Clinicopathological features of esophageal schwannomas in mainland China: systematic review of the literature.

ABSTRACT

OBJECTIVE: Esophageal schwannoma (ES) are rare and mostly benign neurogenic tumors. The clinical misdiagnosis rate of it is high. In this study, the clinicopathologic features of ES in mainland China were studied to better understand the disease and improve the diagnosis and treatment rate. METHODS: A systematic review was conducted in accordance with PRISMA guidelines. The keywords "esophageal schwannoma", "esophageal neurinoma" and "esophageal neurilemoma" were searched for databases such as Pubmed, EMbase, Wanfang Database and Chinese National Knowledge Infrastructure. The search time frame for database was until July 2019. Combined with our patient, the clinicopathological data and the diagnosis and treatment of ES were summarized. RESULTS: ES occurs in the upper part of the mediastinum and in the thoracic esophagus in most patients in the neck, upper and middle segments. CT and PET/CT examinations can be used for diagnosis, but the differentiation value of both benign and malignant ES is similar. The histopathological findings of forceps biopsy specimens are often difficult to diagnose, and deep tissue biopsies may increase pathological accuracy.

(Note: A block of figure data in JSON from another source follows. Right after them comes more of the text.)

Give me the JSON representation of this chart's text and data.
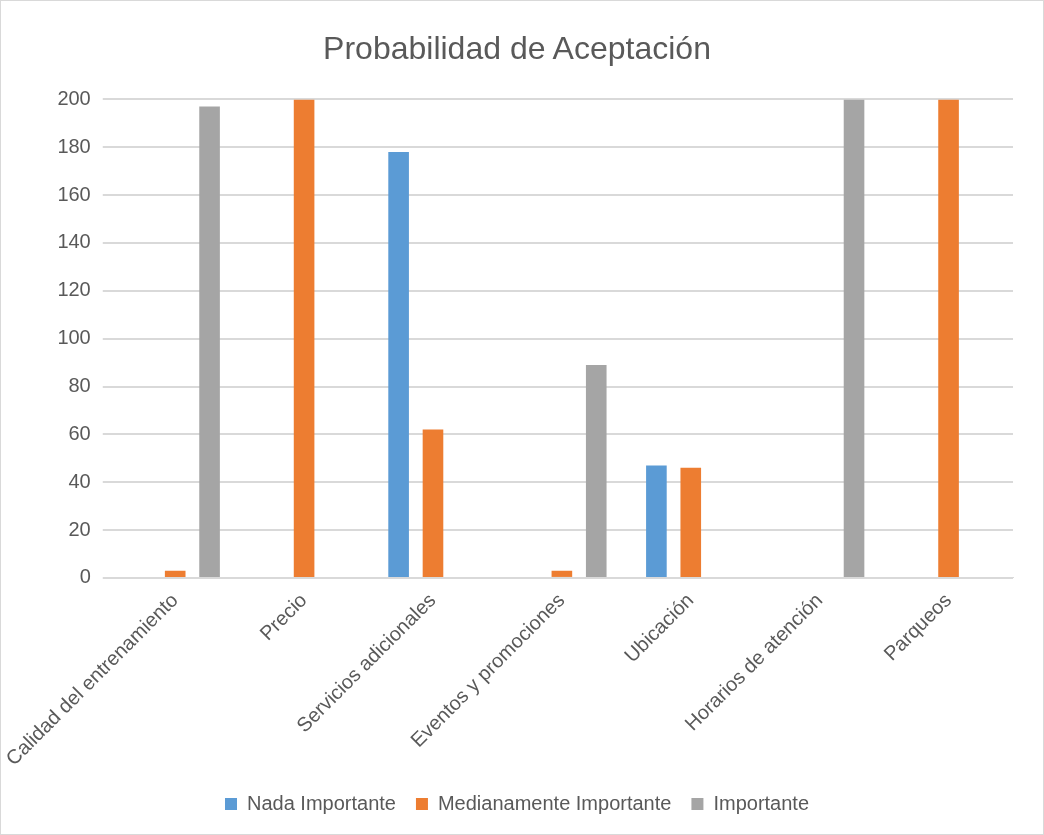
{
  "chart_data": {
    "type": "bar",
    "title": "Probabilidad de Aceptación",
    "categories": [
      "Calidad del entrenamiento",
      "Precio",
      "Servicios adicionales",
      "Eventos y promociones",
      "Ubicación",
      "Horarios de atención",
      "Parqueos"
    ],
    "series": [
      {
        "name": "Nada Importante",
        "color": "#5b9bd5",
        "values": [
          0,
          0,
          178,
          0,
          47,
          0,
          0
        ]
      },
      {
        "name": "Medianamente Importante",
        "color": "#ed7d31",
        "values": [
          3,
          200,
          62,
          3,
          46,
          0,
          200
        ]
      },
      {
        "name": "Importante",
        "color": "#a5a5a5",
        "values": [
          197,
          0,
          0,
          89,
          0,
          200,
          0
        ]
      }
    ],
    "ylim": [
      0,
      200
    ],
    "yticks": [
      0,
      20,
      40,
      60,
      80,
      100,
      120,
      140,
      160,
      180,
      200
    ],
    "grid": "y",
    "legend": "bottom"
  }
}
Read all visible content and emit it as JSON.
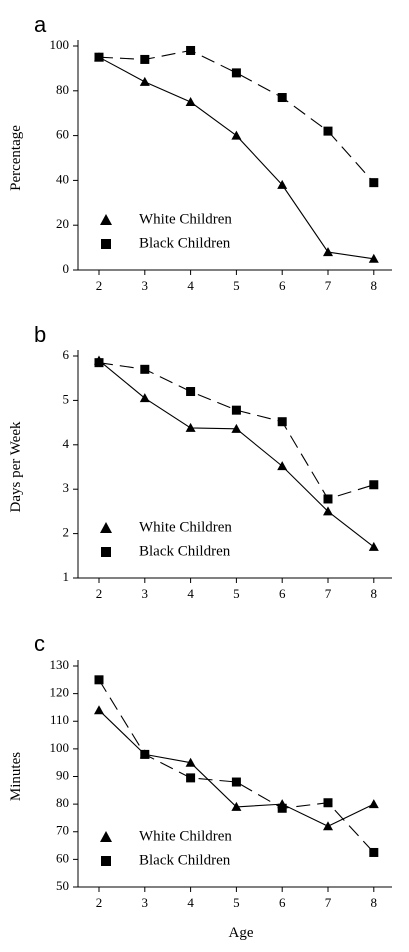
{
  "chart_data": [
    {
      "type": "line",
      "panel_label": "a",
      "ylabel": "Percentage",
      "xlabel": "",
      "x": [
        2,
        3,
        4,
        5,
        6,
        7,
        8
      ],
      "ylim": [
        0,
        100
      ],
      "yticks": [
        0,
        20,
        40,
        60,
        80,
        100
      ],
      "series": [
        {
          "name": "White Children",
          "marker": "triangle",
          "line": "solid",
          "values": [
            95,
            84,
            75,
            60,
            38,
            8,
            5
          ]
        },
        {
          "name": "Black Children",
          "marker": "square",
          "line": "dashed",
          "values": [
            95,
            94,
            98,
            88,
            77,
            62,
            39
          ]
        }
      ],
      "legend": "bottom-left",
      "grid": false
    },
    {
      "type": "line",
      "panel_label": "b",
      "ylabel": "Days per Week",
      "xlabel": "",
      "x": [
        2,
        3,
        4,
        5,
        6,
        7,
        8
      ],
      "ylim": [
        1,
        6
      ],
      "yticks": [
        1,
        2,
        3,
        4,
        5,
        6
      ],
      "series": [
        {
          "name": "White Children",
          "marker": "triangle",
          "line": "solid",
          "values": [
            5.9,
            5.05,
            4.38,
            4.36,
            3.52,
            2.5,
            1.7
          ]
        },
        {
          "name": "Black Children",
          "marker": "square",
          "line": "dashed",
          "values": [
            5.85,
            5.7,
            5.2,
            4.78,
            4.52,
            2.78,
            3.1
          ]
        }
      ],
      "legend": "bottom-left",
      "grid": false
    },
    {
      "type": "line",
      "panel_label": "c",
      "ylabel": "Minutes",
      "xlabel": "Age",
      "x": [
        2,
        3,
        4,
        5,
        6,
        7,
        8
      ],
      "ylim": [
        50,
        130
      ],
      "yticks": [
        50,
        60,
        70,
        80,
        90,
        100,
        110,
        120,
        130
      ],
      "series": [
        {
          "name": "White Children",
          "marker": "triangle",
          "line": "solid",
          "values": [
            114,
            98,
            95,
            79,
            80,
            72,
            80
          ]
        },
        {
          "name": "Black Children",
          "marker": "square",
          "line": "dashed",
          "values": [
            125,
            98,
            89.5,
            88,
            78.5,
            80.5,
            62.5
          ]
        }
      ],
      "legend": "bottom-left",
      "grid": false
    }
  ]
}
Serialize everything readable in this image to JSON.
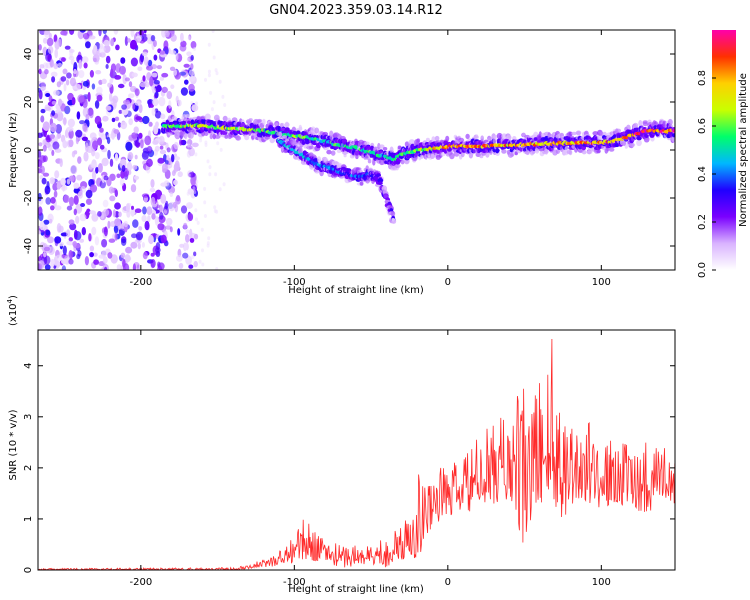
{
  "figure": {
    "title": "GN04.2023.359.03.14.R12"
  },
  "chart_data": [
    {
      "type": "heatmap",
      "xlabel": "Height of straight line (km)",
      "ylabel": "Frequency (Hz)",
      "xlim": [
        -267,
        148
      ],
      "ylim": [
        -50,
        50
      ],
      "xticks": [
        -200,
        -100,
        0,
        100
      ],
      "yticks": [
        -40,
        -20,
        0,
        20,
        40
      ],
      "colorbar": {
        "label": "Normalized spectral amplitude",
        "range": [
          0,
          1
        ],
        "ticks": [
          0.0,
          0.2,
          0.4,
          0.6,
          0.8
        ],
        "colormap": [
          "#ffffff",
          "#d9b3ff",
          "#7a00ff",
          "#2000ff",
          "#00b7ff",
          "#00ff6a",
          "#c9ff00",
          "#ffd000",
          "#ff3000",
          "#ff00aa"
        ]
      },
      "ridge": {
        "x": [
          -185,
          -170,
          -160,
          -150,
          -140,
          -130,
          -120,
          -110,
          -100,
          -90,
          -80,
          -70,
          -60,
          -50,
          -45,
          -40,
          -35,
          -30,
          -20,
          -10,
          0,
          20,
          40,
          60,
          80,
          100,
          110,
          120,
          130,
          148
        ],
        "y": [
          10,
          10,
          10,
          9.5,
          9,
          8.5,
          8,
          7,
          6,
          5,
          3.5,
          2,
          1,
          -1,
          -2,
          -3,
          -4,
          -2,
          0,
          0.5,
          1.5,
          1.5,
          2,
          2.5,
          3,
          3,
          4,
          6,
          8,
          8
        ],
        "peak_amplitude": [
          0.6,
          0.7,
          0.75,
          0.7,
          0.75,
          0.7,
          0.7,
          0.6,
          0.65,
          0.6,
          0.55,
          0.6,
          0.6,
          0.65,
          0.55,
          0.6,
          0.55,
          0.6,
          0.7,
          0.8,
          0.9,
          0.9,
          0.85,
          0.85,
          0.9,
          0.9,
          0.9,
          0.95,
          1.0,
          1.0
        ]
      },
      "secondary_branch": {
        "x": [
          -110,
          -100,
          -95,
          -90,
          -85,
          -80,
          -75,
          -70,
          -65,
          -60,
          -55,
          -50,
          -45,
          -40,
          -35
        ],
        "y": [
          4,
          0,
          -2,
          -4,
          -6,
          -7,
          -8,
          -9,
          -10,
          -11,
          -11,
          -10,
          -12,
          -20,
          -30
        ],
        "peak_amplitude": [
          0.5,
          0.5,
          0.5,
          0.45,
          0.45,
          0.45,
          0.45,
          0.4,
          0.4,
          0.45,
          0.4,
          0.35,
          0.3,
          0.2,
          0.1
        ]
      },
      "noise_region": {
        "x": [
          -267,
          -170
        ],
        "y": [
          -50,
          50
        ],
        "amplitude_range": [
          0.0,
          0.3
        ]
      }
    },
    {
      "type": "line",
      "xlabel": "Height of straight line (km)",
      "ylabel": "SNR (10 * v/v)",
      "y_multiplier": "(x10",
      "y_multiplier_exp": "4",
      "y_multiplier_close": ")",
      "xlim": [
        -267,
        148
      ],
      "ylim": [
        0,
        4.7
      ],
      "xticks": [
        -200,
        -100,
        0,
        100
      ],
      "yticks": [
        0,
        1,
        2,
        3,
        4
      ],
      "color": "#ff2a2a",
      "envelope": {
        "x": [
          -267,
          -180,
          -140,
          -120,
          -105,
          -100,
          -95,
          -90,
          -80,
          -70,
          -60,
          -50,
          -40,
          -30,
          -25,
          -20,
          -15,
          -10,
          0,
          10,
          20,
          30,
          40,
          45,
          50,
          55,
          60,
          65,
          68,
          70,
          75,
          80,
          90,
          100,
          110,
          120,
          130,
          140,
          148
        ],
        "low": [
          0,
          0,
          0,
          0.05,
          0.1,
          0.15,
          0.15,
          0.2,
          0.15,
          0.05,
          0.05,
          0.1,
          0.05,
          0.15,
          0.3,
          0.2,
          0.5,
          0.9,
          1.0,
          1.1,
          1.2,
          1.3,
          1.3,
          1.0,
          0.2,
          1.0,
          1.3,
          1.3,
          1.0,
          1.2,
          1.0,
          1.2,
          1.3,
          1.2,
          1.3,
          1.2,
          1.1,
          1.4,
          1.3
        ],
        "high": [
          0.03,
          0.04,
          0.05,
          0.2,
          0.5,
          0.8,
          1.0,
          0.9,
          0.6,
          0.5,
          0.55,
          0.5,
          0.7,
          0.9,
          1.1,
          2.2,
          1.7,
          2.0,
          2.1,
          2.2,
          2.6,
          2.9,
          3.2,
          3.4,
          3.6,
          3.4,
          3.9,
          4.2,
          4.7,
          3.6,
          3.5,
          3.2,
          3.0,
          2.6,
          2.5,
          2.5,
          2.6,
          2.5,
          2.2
        ]
      }
    }
  ]
}
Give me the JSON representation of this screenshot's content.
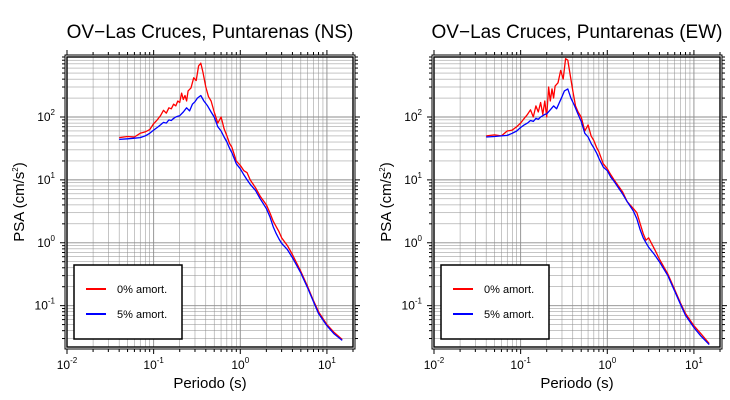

EUS-FNA is also recommended for ES diagnosis, but it may also be misdiagnosed. Pathological features include a fusiform arrangement in a palisade-like structure or a tumor cell arranged in a network to form a loose structure. ES characteristic immunohistochemistry results showed that S-100 protein has strong immunological activity. CONCLUSION: The definitive diagnosis requires immunohistochemistry, especially immunological reaction with S-100 protein. The appropriate treatment plan should be selected according to the diameter of the lesion. The overall prognosis of ES is good, but attention should be paid to follow-up.